One of the many awesome things the Days did for me this week was help me plan it. I originally wanted to spent 2 days “island hopping”–taking a ferry to a few islands in the Cyclades, hopefully Santorini and Mykonos. I sat down with them and talked about it Tuesday night. Unfortunately, a ferry strike was planned for Tuesday and Wednesday, so I would be stuck in Athens for at least those days. They also informed me than ferry travel would become very difficult come Friday and Saturday, since everyone is going back to their village for Easter. They suggested Delphi, which is a single day’s journey by bus to the north, Corinth, also by bus, or the Saronic Gulf islands, which are much closer to Athens. Santorini is more than 5 hours by traditional ferry, but the island of Aegina is only 1 hour. But regardless, I wouldn’t be going until Wednesday at the earliest.

(By the way: while standing in line for the Saturday night Easter Vigil, I met a Bernardian’s friend visiting from Germany who was also planning on going to Athens, and Santorini, the same time I was…but his phone wasn’t working, and once I learned about the ferry strike, I knew that meeting up would be all but impossible.)

So Wednesday, the Days took me to the Agora, near the Acropolis. The Agora has much fewer remains than the Acropolis, so it really takes some explanation to “get it,” as Leslie Day told me. After the Agora, I went up to the Acropolis by myself. It was a little underwhelming, to be honest. It’s covered with scaffolding and you can’t get very close to the Parthenon. The best part was just walking through the ancient entrance, the Proplyaea. Between the two visits, I ate at a very touristy, but guidebook-recommended, spot in the Plaka neighborhood. Plaka is the area right next to the Acropolis and full of trinket shops. I simply had to try a Greek salad and Souvlaki. They were probably overpriced, but I just wanted to get started on my Greek dining experience. Nights were spent hanging out with the Days in their apartment, which was fantastic. They were really wonderful hosts.
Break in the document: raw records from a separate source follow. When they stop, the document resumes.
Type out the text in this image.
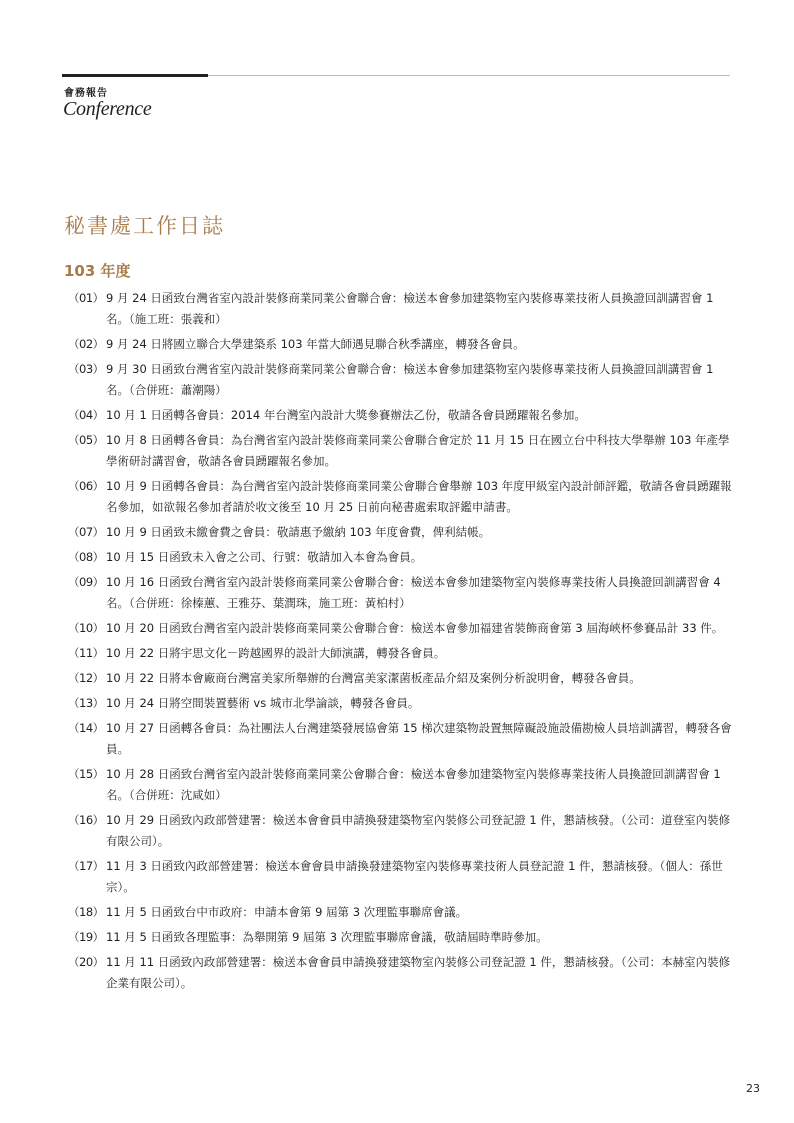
會務報告
Conference
秘書處工作日誌
103 年度
（01） 9 月 24 日函致台灣省室內設計裝修商業同業公會聯合會：檢送本會參加建築物室內裝修專業技術人員換證回訓講習會 1 名。（施工班：張義和）
（02） 9 月 24 日將國立聯合大學建築系 103 年當大師遇見聯合秋季講座，轉發各會員。
（03） 9 月 30 日函致台灣省室內設計裝修商業同業公會聯合會：檢送本會參加建築物室內裝修專業技術人員換證回訓講習會 1 名。（合併班：蕭潮陽）
（04） 10 月 1 日函轉各會員：2014 年台灣室內設計大獎參賽辦法乙份，敬請各會員踴躍報名參加。
（05） 10 月 8 日函轉各會員：為台灣省室內設計裝修商業同業公會聯合會定於 11 月 15 日在國立台中科技大學舉辦 103 年產學學術研討講習會，敬請各會員踴躍報名參加。
（06） 10 月 9 日函轉各會員：為台灣省室內設計裝修商業同業公會聯合會舉辦 103 年度甲級室內設計師評鑑，敬請各會員踴躍報名參加，如欲報名參加者請於收文後至 10 月 25 日前向秘書處索取評鑑申請書。
（07） 10 月 9 日函致未繳會費之會員：敬請惠予繳納 103 年度會費，俾利結帳。
（08） 10 月 15 日函致未入會之公司、行號：敬請加入本會為會員。
（09） 10 月 16 日函致台灣省室內設計裝修商業同業公會聯合會：檢送本會參加建築物室內裝修專業技術人員換證回訓講習會 4 名。（合併班：徐榛蕙、王雅芬、葉潤珠，施工班：黃柏村）
（10） 10 月 20 日函致台灣省室內設計裝修商業同業公會聯合會：檢送本會參加福建省裝飾商會第 3 屆海峽杯參賽品計 33 件。
（11） 10 月 22 日將宇思文化－跨越國界的設計大師演講，轉發各會員。
（12） 10 月 22 日將本會廠商台灣富美家所舉辦的台灣富美家潔菌板產品介紹及案例分析說明會，轉發各會員。
（13） 10 月 24 日將空間裝置藝術 vs 城市北學論談，轉發各會員。
（14） 10 月 27 日函轉各會員：為社團法人台灣建築發展協會第 15 梯次建築物設置無障礙設施設備勘檢人員培訓講習，轉發各會員。
（15） 10 月 28 日函致台灣省室內設計裝修商業同業公會聯合會：檢送本會參加建築物室內裝修專業技術人員換證回訓講習會 1 名。（合併班：沈咸如）
（16） 10 月 29 日函致內政部營建署：檢送本會會員申請換發建築物室內裝修公司登記證 1 件，懇請核發。（公司：道登室內裝修有限公司）。
（17） 11 月 3 日函致內政部營建署：檢送本會會員申請換發建築物室內裝修專業技術人員登記證 1 件，懇請核發。（個人：孫世宗）。
（18） 11 月 5 日函致台中市政府：申請本會第 9 屆第 3 次理監事聯席會議。
（19） 11 月 5 日函致各理監事：為舉開第 9 屆第 3 次理監事聯席會議，敬請屆時準時參加。
（20） 11 月 11 日函致內政部營建署：檢送本會會員申請換發建築物室內裝修公司登記證 1 件，懇請核發。（公司：本赫室內裝修企業有限公司）。
23
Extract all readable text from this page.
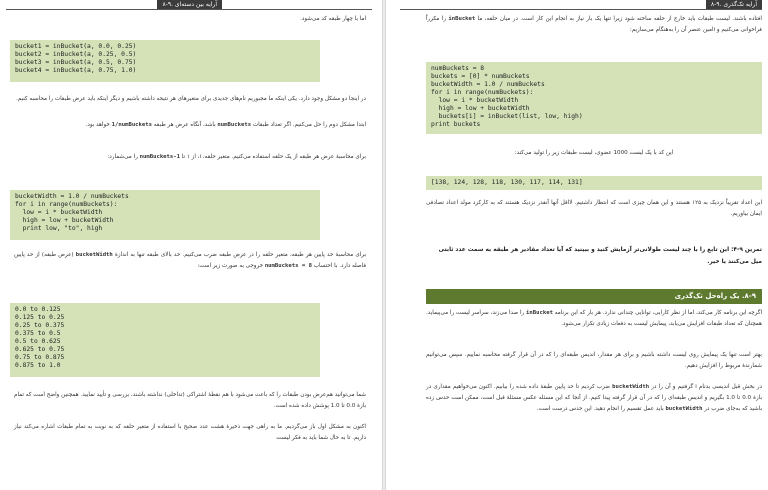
۸-۹. آرایه بین دسته‌ای

اما با چهار طبقه کد می‌شود.

bucket1 = inBucket(a, 0.0, 0.25)
bucket2 = inBucket(a, 0.25, 0.5)
bucket3 = inBucket(a, 0.5, 0.75)
bucket4 = inBucket(a, 0.75, 1.0)

در اینجا دو مشکل وجود دارد. یکی اینکه ما مجبوریم نام‌های جدیدی برای متغیرهای هر نتیجه داشته باشیم و دیگر اینکه باید عرض طبقات را محاسبه کنیم.

ابتدا مشکل دوم را حل می‌کنیم. اگر تعداد طبقات numBuckets باشد، آنگاه عرض هر طبقه 1/numBuckets خواهد بود.

برای محاسبهٔ عرض هر طبقه از یک حلقه استفاده می‌کنیم. متغیر حلقه، i، از ۱ تا numBuckets-1 را می‌شمارد:

bucketWidth = 1.0 / numBuckets
for i in range(numBuckets):
low = i * bucketWidth
high = low + bucketWidth
print low, "to", high

برای محاسبهٔ حد پایین هر طبقه، متغیر حلقه را در عرض طبقه ضرب می‌کنیم. حد بالای طبقه تنها به اندازهٔ bucketWidth (عرض طبقه) از حد پایین فاصله دارد. با احتساب numBuckets = 8 خروجی به صورت زیر است:

0.0 to 0.125
0.125 to 0.25
0.25 to 0.375
0.375 to 0.5
0.5 to 0.625
0.625 to 0.75
0.75 to 0.875
0.875 to 1.0

شما می‌توانید هم‌عرض بودن طبقات را که باعث می‌شود با هم نقطهٔ اشتراکی (تداخلی) نداشته باشند، بررسی و تأیید نمایید. همچنین واضح است که تمام بازهٔ 0.0 تا 1.0 پوشش داده شده است.

اکنون به مشکل اول باز می‌گردیم. ما به راهی جهت ذخیرهٔ هشت عدد صحیح با استفاده از متغیر حلقه که به نوبت به تمام طبقات اشاره می‌کند نیاز داریم. تا به حال شما باید به فکر لیست

۸-۹. آرایه تک‌گذری

افتاده باشند. لیست طبقات باید خارج از حلقه ساخته شود زیرا تنها یک بار نیاز به انجام این کار است. در میان حلقه، ما inBucket را مکرراً فراخوانی می‌کنیم و i‌امین عنصر آن را به‌هنگام می‌سازیم:

numBuckets = 8
buckets = [0] * numBuckets
bucketWidth = 1.0 / numBuckets
for i in range(numBuckets):
low = i * bucketWidth
high = low + bucketWidth
buckets[i] = inBucket(list, low, high)
print buckets

این کد با یک لیست 1000 عضوی، لیست طبقات زیر را تولید می‌کند:

[138, 124, 128, 118, 130, 117, 114, 131]

این اعداد تقریباً نزدیک به ۱۲۵ هستند و این همان چیزی است که انتظار داشتیم. لااقل آنها آنقدر نزدیک هستند که به کارکرد مولد اعداد تصادفی ایمان بیاوریم.

تمرین ۹-۴: این تابع را با چند لیست طولانی‌تر آزمایش کنید و ببینید که آیا تعداد مقادیر هر طبقه به سمت عدد ثابتی میل می‌کنند یا خیر.

۸-۹. یک راه‌حل تک‌گذری

اگرچه این برنامه کار می‌کند، اما از نظر کارایی، توانایی چندانی ندارد. هر بار که این برنامه inBucket را صدا می‌زند، سراسر لیست را می‌پیماید. همچنان که تعداد طبقات افزایش می‌یابد، پیمایش لیست به دفعات زیادی تکرار می‌شود.

بهتر است تنها یک پیمایش روی لیست داشته باشیم و برای هر مقدار، اندیس طبقه‌ای را که در آن قرار گرفته محاسبه نماییم. سپس می‌توانیم شمارندهٔ مربوط را افزایش دهیم.

در بخش قبل اندیسی بدنام i گرفتیم و آن را در bucketWidth ضرب کردیم تا حد پایین طبقهٔ داده شده را بیابیم. اکنون می‌خواهیم مقداری در بازهٔ 0.0 تا 1.0 بگیریم و اندیس طبقه‌ای را که در آن قرار گرفته پیدا کنیم. از آنجا که این مسئله عکس مسئلهٔ قبل است، ممکن است حدس زده باشید که به‌جای ضرب در bucketWidth باید عمل تقسیم را انجام دهید. این حدس درست است.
But before I went home that night, I stopped at a very special sandal-maker. I had read about the store on the internet years before, was saddened to learn he didn’t do online orders, but bookmarked the site in preparation for a future trip to Athens. I love sandals, but the selection of mens’ sandals in the US is pathetic: they’re either plastic slip-ons or thong-style. Or Birkenstocks. But I wanted leather sandals, exactly like the ones on the site. So I found the store downtown and spent about an hour trying on a dozen sandal models. I was the only customer for most of my time, so I could take my time in carefully selecting the right model. The owner was my “customer service rep” while his two employees in the back, if you could call the second half of the tiny store “the back,” adjusted sandals. I got two pairs for 30 euro each, which is a steal, especially when they’re adjusted for my size. The store is somewhat famous; the owner has pictures all over his wall of celebrities that have shopped there. Some of the celebrities get a sandal they buy named after them. I bought the John Lennon. If only there were stores like it in the US.